Find the sum.
\[
\sum_{k=1}^{n}\left(\frac{7}{9}\right)^{k}
\]
Complete the sum of the sequence.
\[
S_{n}=\square\left[1-(\square)^{n}\right]
\]
(Simplify your answer.)
Answer
\(\boxed{S_{n}=\frac{7}{9}\left[1-\left(\frac{7}{9}\right)^{n}\right]}\) is the final answer.

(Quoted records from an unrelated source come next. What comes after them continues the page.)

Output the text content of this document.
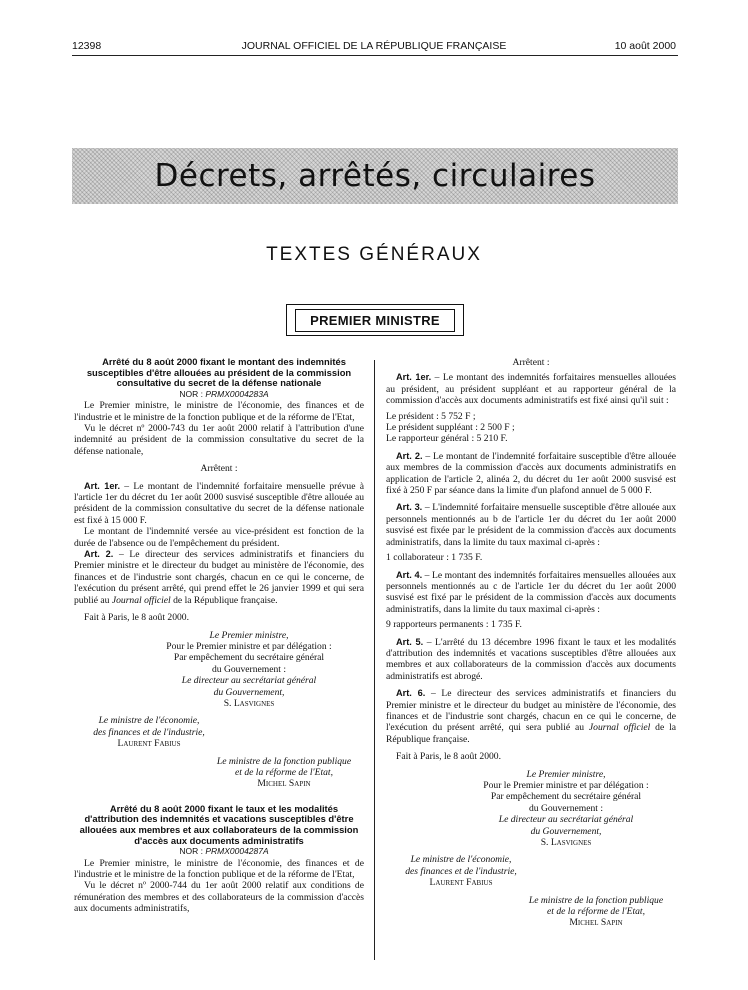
12398	JOURNAL OFFICIEL DE LA RÉPUBLIQUE FRANÇAISE	10 août 2000
Décrets, arrêtés, circulaires
TEXTES GÉNÉRAUX
PREMIER MINISTRE

Arrêté du 8 août 2000 fixant le montant des indemnités susceptibles d'être allouées au président de la commission consultative du secret de la défense nationale

NOR : PRMX0004283A

Le Premier ministre, le ministre de l'économie, des finances et de l'industrie et le ministre de la fonction publique et de la réforme de l'Etat,

Vu le décret nº 2000-743 du 1er août 2000 relatif à l'attribution d'une indemnité au président de la commission consultative du secret de la défense nationale,

Arrêtent :

Art. 1er. – Le montant de l'indemnité forfaitaire mensuelle prévue à l'article 1er du décret du 1er août 2000 susvisé susceptible d'être allouée au président de la commission consultative du secret de la défense nationale est fixé à 15 000 F.

Le montant de l'indemnité versée au vice-président est fonction de la durée de l'absence ou de l'empêchement du président.

Art. 2. – Le directeur des services administratifs et financiers du Premier ministre et le directeur du budget au ministère de l'économie, des finances et de l'industrie sont chargés, chacun en ce qui le concerne, de l'exécution du présent arrêté, qui prend effet le 26 janvier 1999 et qui sera publié au Journal officiel de la République française.

Fait à Paris, le 8 août 2000.

Le Premier ministre,

Pour le Premier ministre et par délégation :

Par empêchement du secrétaire général

du Gouvernement :

Le directeur au secrétariat général

du Gouvernement,

S. Lasvignes

Le ministre de l'économie,

des finances et de l'industrie,

Laurent Fabius

Le ministre de la fonction publique

et de la réforme de l'Etat,

Michel Sapin

Arrêté du 8 août 2000 fixant le taux et les modalités d'attribution des indemnités et vacations susceptibles d'être allouées aux membres et aux collaborateurs de la commission d'accès aux documents administratifs

NOR : PRMX0004287A

Le Premier ministre, le ministre de l'économie, des finances et de l'industrie et le ministre de la fonction publique et de la réforme de l'Etat,

Vu le décret nº 2000-744 du 1er août 2000 relatif aux conditions de rémunération des membres et des collaborateurs de la commission d'accès aux documents administratifs,

Arrêtent :

Art. 1er. – Le montant des indemnités forfaitaires mensuelles allouées au président, au président suppléant et au rapporteur général de la commission d'accès aux documents administratifs est fixé ainsi qu'il suit :

Le président : 5 752 F ;

Le président suppléant : 2 500 F ;

Le rapporteur général : 5 210 F.

Art. 2. – Le montant de l'indemnité forfaitaire susceptible d'être allouée aux membres de la commission d'accès aux documents administratifs en application de l'article 2, alinéa 2, du décret du 1er août 2000 susvisé est fixé à 250 F par séance dans la limite d'un plafond annuel de 5 000 F.

Art. 3. – L'indemnité forfaitaire mensuelle susceptible d'être allouée aux personnels mentionnés au b de l'article 1er du décret du 1er août 2000 susvisé est fixée par le président de la commission d'accès aux documents administratifs, dans la limite du taux maximal ci-après :

1 collaborateur : 1 735 F.

Art. 4. – Le montant des indemnités forfaitaires mensuelles allouées aux personnels mentionnés au c de l'article 1er du décret du 1er août 2000 susvisé est fixé par le président de la commission d'accès aux documents administratifs, dans la limite du taux maximal ci-après :

9 rapporteurs permanents : 1 735 F.

Art. 5. – L'arrêté du 13 décembre 1996 fixant le taux et les modalités d'attribution des indemnités et vacations susceptibles d'être allouées aux membres et aux collaborateurs de la commission d'accès aux documents administratifs est abrogé.

Art. 6. – Le directeur des services administratifs et financiers du Premier ministre et le directeur du budget au ministère de l'économie, des finances et de l'industrie sont chargés, chacun en ce qui le concerne, de l'exécution du présent arrêté, qui sera publié au Journal officiel de la République française.

Fait à Paris, le 8 août 2000.

Le Premier ministre,

Pour le Premier ministre et par délégation :

Par empêchement du secrétaire général

du Gouvernement :

Le directeur au secrétariat général

du Gouvernement,

S. Lasvignes

Le ministre de l'économie,

des finances et de l'industrie,

Laurent Fabius

Le ministre de la fonction publique

et de la réforme de l'Etat,

Michel Sapin
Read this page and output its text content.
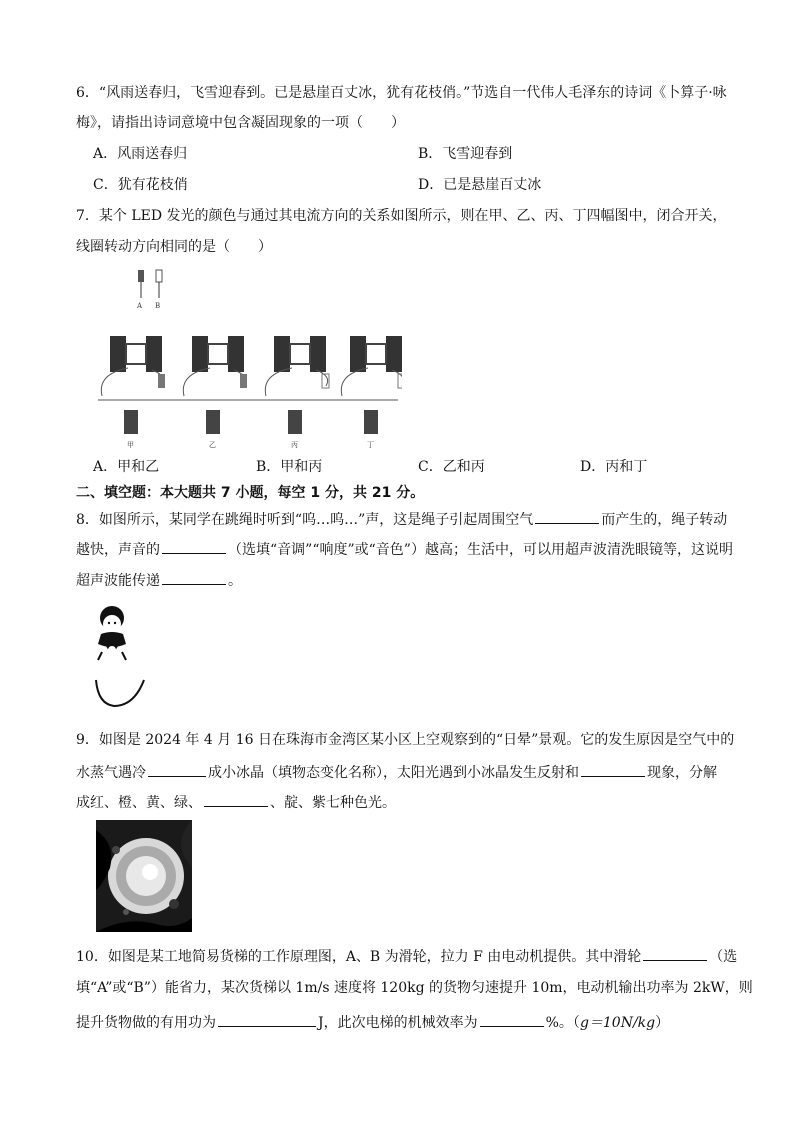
6．“风雨送春归，飞雪迎春到。已是悬崖百丈冰，犹有花枝俏。”节选自一代伟人毛泽东的诗词《卜算子·咏
梅》，请指出诗词意境中包含凝固现象的一项（　　）
A．风雨送春归	B．飞雪迎春到
C．犹有花枝俏	D．已是悬崖百丈冰
7．某个 LED 发光的颜色与通过其电流方向的关系如图所示，则在甲、乙、丙、丁四幅图中，闭合开关，
线圈转动方向相同的是（　　）
A B
甲	乙	丙	丁
A．甲和乙	B．甲和丙	C．乙和丙	D．丙和丁
二、填空题：本大题共 7 小题，每空 1 分，共 21 分。
8．如图所示，某同学在跳绳时听到“呜…呜…”声，这是绳子引起周围空气	而产生的，绳子转动
越快，声音的	（选填“音调”“响度”或“音色”）越高；生活中，可以用超声波清洗眼镜等，这说明
超声波能传递	。
9．如图是 2024 年 4 月 16 日在珠海市金湾区某小区上空观察到的“日晕”景观。它的发生原因是空气中的
水蒸气遇冷	成小冰晶（填物态变化名称），太阳光遇到小冰晶发生反射和	现象，分解
成红、橙、黄、绿、	、靛、紫七种色光。
10．如图是某工地简易货梯的工作原理图，A、B 为滑轮，拉力 F 由电动机提供。其中滑轮	（选
填“A”或“B”）能省力，某次货梯以 1m/s 速度将 120kg 的货物匀速提升 10m，电动机输出功率为 2kW，则
提升货物做的有用功为	J，此次电梯的机械效率为	%。（g＝10N/kg）
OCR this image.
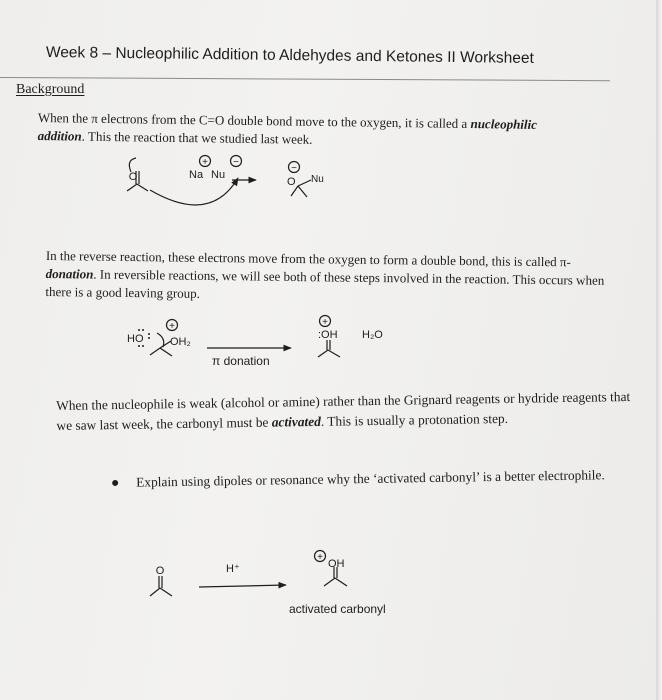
Week 8 – Nucleophilic Addition to Aldehydes and Ketones II Worksheet
Background
When the π electrons from the C=O double bond move to the oxygen, it is called a nucleophilic addition. This the reaction that we studied last week.
In the reverse reaction, these electrons move from the oxygen to form a double bond, this is called π-donation. In reversible reactions, we will see both of these steps involved in the reaction. This occurs when there is a good leaving group.
When the nucleophile is weak (alcohol or amine) rather than the Grignard reagents or hydride reagents that we saw last week, the carbonyl must be activated. This is usually a protonation step.
Explain using dipoles or resonance why the ‘activated carbonyl’ is a better electrophile.
O	Na Nu
+	−
−
O Nu
HO OH₂
+
π donation
+
:OH H₂O
O	H⁺
+
OH
activated carbonyl
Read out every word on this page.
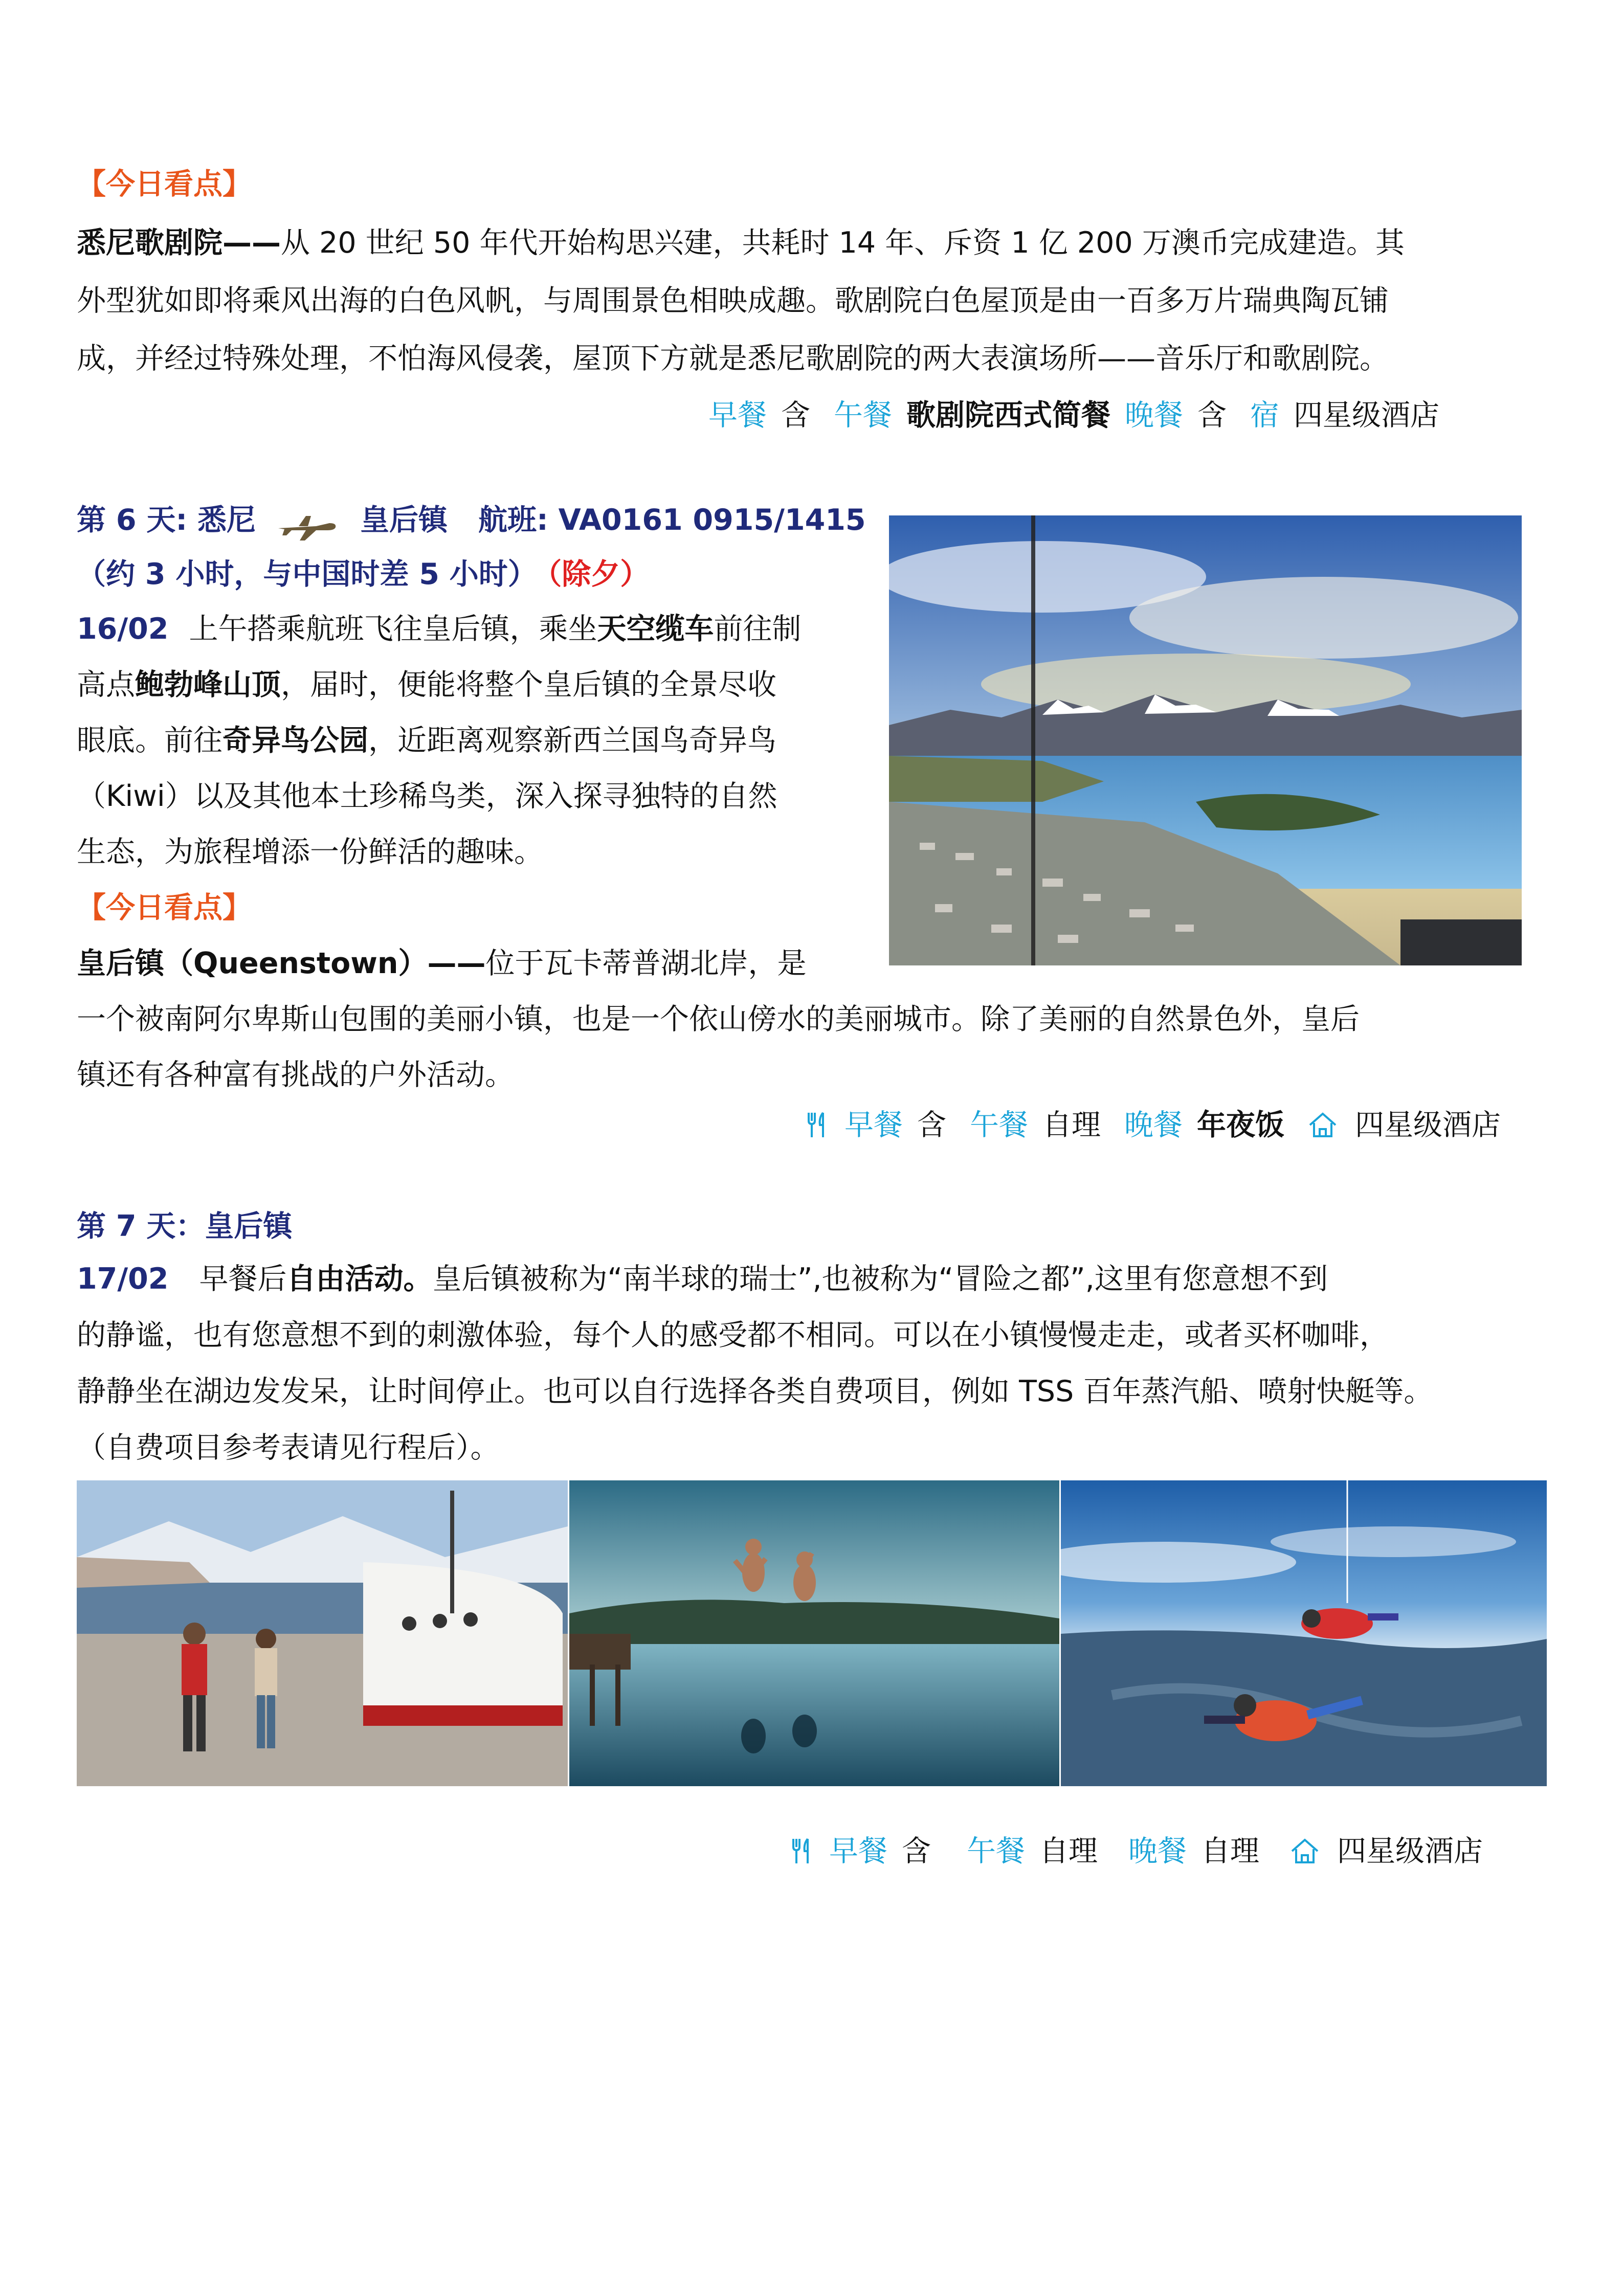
【今日看点】
悉尼歌剧院——从 20 世纪 50 年代开始构思兴建，共耗时 14 年、斥资 1 亿 200 万澳币完成建造。其
外型犹如即将乘风出海的白色风帆，与周围景色相映成趣。歌剧院白色屋顶是由一百多万片瑞典陶瓦铺
成，并经过特殊处理，不怕海风侵袭，屋顶下方就是悉尼歌剧院的两大表演场所——音乐厅和歌剧院。
早餐 含 午餐 歌剧院西式简餐 晚餐 含 宿 四星级酒店
第 6 天: 悉尼	皇后镇 航班: VA0161 0915/1415
（约 3 小时，与中国时差 5 小时） （除夕）
16/02 上午搭乘航班飞往皇后镇，乘坐天空缆车前往制
高点鲍勃峰山顶，届时，便能将整个皇后镇的全景尽收
眼底。前往奇异鸟公园，近距离观察新西兰国鸟奇异鸟
（Kiwi）以及其他本土珍稀鸟类，深入探寻独特的自然
生态，为旅程增添一份鲜活的趣味。
【今日看点】
皇后镇（Queenstown）——位于瓦卡蒂普湖北岸，是
一个被南阿尔卑斯山包围的美丽小镇，也是一个依山傍水的美丽城市。除了美丽的自然景色外，皇后
镇还有各种富有挑战的户外活动。
早餐 含 午餐 自理 晚餐 年夜饭 四星级酒店
第 7 天：皇后镇
17/02 早餐后自由活动。皇后镇被称为“南半球的瑞士”,也被称为“冒险之都”,这里有您意想不到
的静谧，也有您意想不到的刺激体验，每个人的感受都不相同。可以在小镇慢慢走走，或者买杯咖啡，
静静坐在湖边发发呆，让时间停止。也可以自行选择各类自费项目，例如 TSS 百年蒸汽船、喷射快艇等。
（自费项目参考表请见行程后）。
早餐 含 午餐 自理 晚餐 自理	四星级酒店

Step 1 :We are given the sum of a geometric series as follows: \(\sum_{k=1}^{n}\left(\frac{7}{9}\right)^{k}\)
Step 2 :The formula for the sum of a geometric series is: \(S_{n} = a \times \frac{1 - r^n}{1 - r}\), where a is the first term and r is the common ratio.
Step 3 :In this case, a = 7/9 and r = 7/9.
Step 4 :Substitute these values into the formula to find the sum.
Step 5 :The sum of the sequence is given by the formula: \(S_{n}=\frac{7}{9}\left[1-\left(\frac{7}{9}\right)^{n}\right]\)
Step 6 :\(\boxed{S_{n}=\frac{7}{9}\left[1-\left(\frac{7}{9}\right)^{n}\right]}\) is the final answer.